Paul Tough to speak at ODU’s Darden College of Education
February 20, 2017
Old Dominion University's Darden College of Education will host New York Times best-selling author, journalist and child education advocate Paul Tough on Wednesday, Feb. 22.
In the talk, at 6 p.m. in the first floor Multipurpose Auditorium of the new Education Building, Tough will discuss research in psychology and neuroscience that provides insights and strategies for a new approach to childhood adversity.
The event, which is being sponsored by Jane P. Batten and the United Way of South Hampton Roads' Board of Directors, is open to the public; however, reservations are required. They can be made via an online form or by calling the United Way of South Hampton Roads at 757-853-8500, ext. 120.
"We are thrilled to collaborate with our community partners and host Paul Tough in the newest academic building on the campus of Old Dominion University," said Jane Bray, dean of the College of Education. "The exchange of intellectual resources remains a top priority for the Darden College of Education, and we will continue to seek ways to advance our communities through research, teaching and service activities."
Tough is the author, most recently, of "Helping Children Succeed: What Works and Why." The book explores the varied and daunting obstacles faced by children living in poverty in the United States and addresses what they need to thrive. It offers examples of programs and practices that are helping low-income children across the country overcome difficult circumstances. The book concludes with recommendations for practitioners, policy makers and others who want to make a difference.
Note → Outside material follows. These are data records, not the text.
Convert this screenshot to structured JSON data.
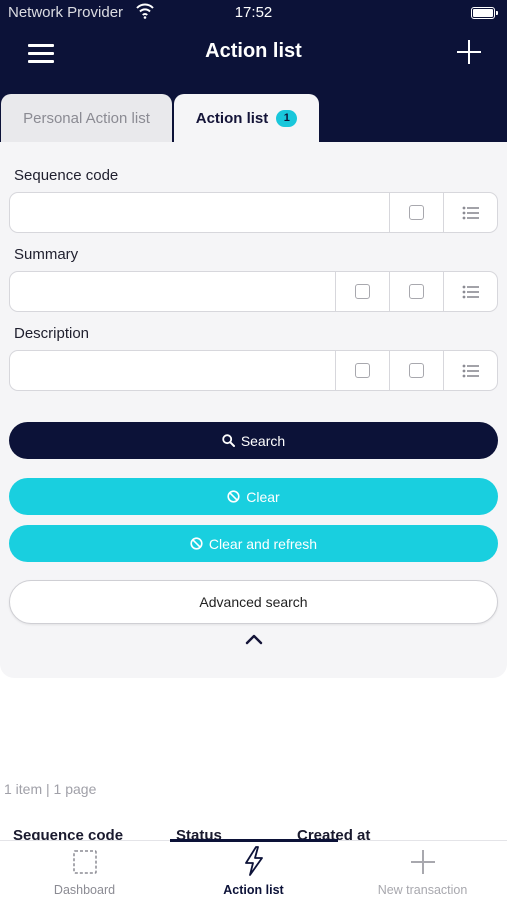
{
  "status_bar": {
    "carrier": "Network Provider",
    "time": "17:52"
  },
  "header": {
    "title": "Action list",
    "menu_icon": "hamburger-icon",
    "add_icon": "plus-icon"
  },
  "tabs": [
    {
      "label": "Personal Action list",
      "active": false
    },
    {
      "label": "Action list",
      "badge": "1",
      "active": true
    }
  ],
  "filters": {
    "sequence_code": {
      "label": "Sequence code",
      "value": ""
    },
    "summary": {
      "label": "Summary",
      "value": ""
    },
    "description": {
      "label": "Description",
      "value": ""
    }
  },
  "buttons": {
    "search": "Search",
    "clear": "Clear",
    "clear_refresh": "Clear and refresh",
    "advanced": "Advanced search"
  },
  "results": {
    "count_text": "1 item | 1 page",
    "columns": [
      "Sequence code",
      "Status",
      "Created at"
    ]
  },
  "tabbar": [
    {
      "label": "Dashboard",
      "icon": "dashboard-icon"
    },
    {
      "label": "Action list",
      "icon": "lightning-icon"
    },
    {
      "label": "New transaction",
      "icon": "plus-icon"
    }
  ],
  "colors": {
    "navy": "#0c1238",
    "cyan": "#19cfdf",
    "panel": "#f5f5f7"
  }
}
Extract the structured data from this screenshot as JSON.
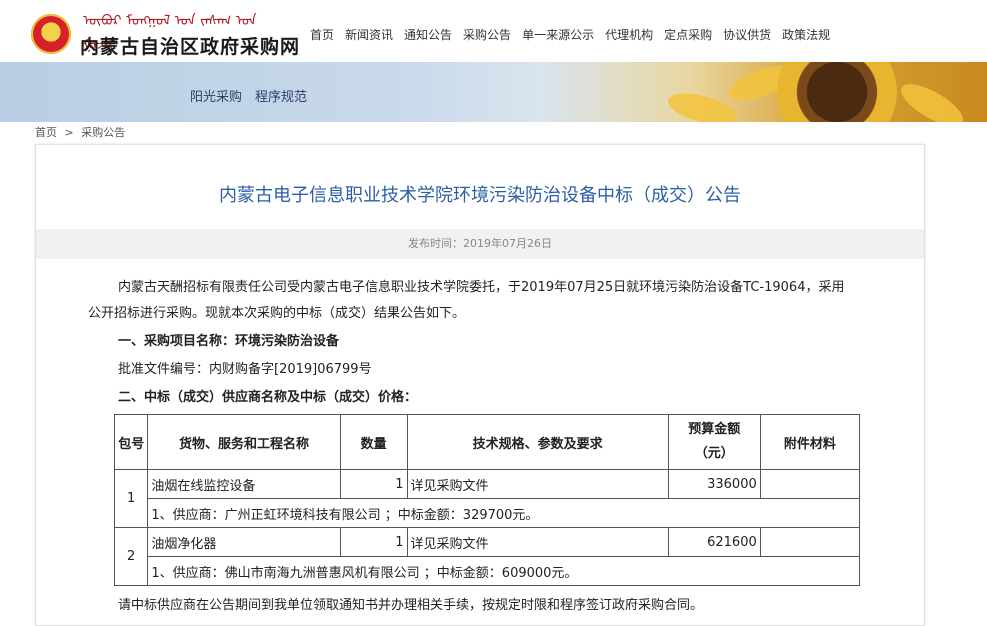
{
  "header": {
    "mongolian_text": "ᠦᠪᠦᠷ ᠮᠣᠩᠭᠣᠯ ᠤᠨ ᠵᠠᠰᠠᠭ ᠤᠨ ᠭᠠᠵᠠᠷ",
    "site_title": "内蒙古自治区政府采购网",
    "nav": [
      "首页",
      "新闻资讯",
      "通知公告",
      "采购公告",
      "单一来源公示",
      "代理机构",
      "定点采购",
      "协议供货",
      "政策法规"
    ]
  },
  "banner": {
    "slogan": "阳光采购　程序规范"
  },
  "breadcrumb": {
    "home": "首页",
    "sep": ">",
    "current": "采购公告"
  },
  "article": {
    "title": "内蒙古电子信息职业技术学院环境污染防治设备中标（成交）公告",
    "publish_time": "发布时间：2019年07月26日",
    "intro_line1": "内蒙古天酬招标有限责任公司受内蒙古电子信息职业技术学院委托，于2019年07月25日就环境污染防治设备TC-19064，采用",
    "intro_line2": "公开招标进行采购。现就本次采购的中标（成交）结果公告如下。",
    "section1": "一、采购项目名称：环境污染防治设备",
    "approval": "批准文件编号：内财购备字[2019]06799号",
    "section2": "二、中标（成交）供应商名称及中标（成交）价格：",
    "table": {
      "headers": [
        "包号",
        "货物、服务和工程名称",
        "数量",
        "技术规格、参数及要求",
        "预算金额\n（元）",
        "附件材料"
      ],
      "rows": [
        {
          "package": "1",
          "item": "油烟在线监控设备",
          "qty": "1",
          "spec": "详见采购文件",
          "budget": "336000",
          "attachment": "",
          "supplier": "1、供应商：广州正虹环境科技有限公司 ；中标金额：329700元。"
        },
        {
          "package": "2",
          "item": "油烟净化器",
          "qty": "1",
          "spec": "详见采购文件",
          "budget": "621600",
          "attachment": "",
          "supplier": "1、供应商：佛山市南海九洲普惠风机有限公司 ；中标金额：609000元。"
        }
      ]
    },
    "footer_note": "请中标供应商在公告期间到我单位领取通知书并办理相关手续，按规定时限和程序签订政府采购合同。"
  },
  "colors": {
    "title_blue": "#2d5ea8",
    "emblem_red": "#d4212a"
  }
}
Tough's previous book, "How Children Succeed: Grit, Curiosity, and the Hidden Power of Character," was translated into 27 languages and spent more than a year on the New York Times hardcover and paperback best-seller lists. His first book, "Whatever It Takes: Geoffrey Canada's Quest to Change Harlem and America," was published in 2008.
Tough is a contributing writer to the New York Times Magazine, where he has written extensively about education, parenting, poverty and politics. His work has also appeared in the New Yorker, the Atlantic, GQ and Esquire and on the op-ed pages of the New York Times.
The Darden College of Education prepares students to be education, industry and service professionals through its six departments: Communication Disorders & Special Education, Counseling & Human Services, Educational Foundations & Leadership, Human Movement Sciences, STEM Education & Professional Studies, and Teaching & Learning.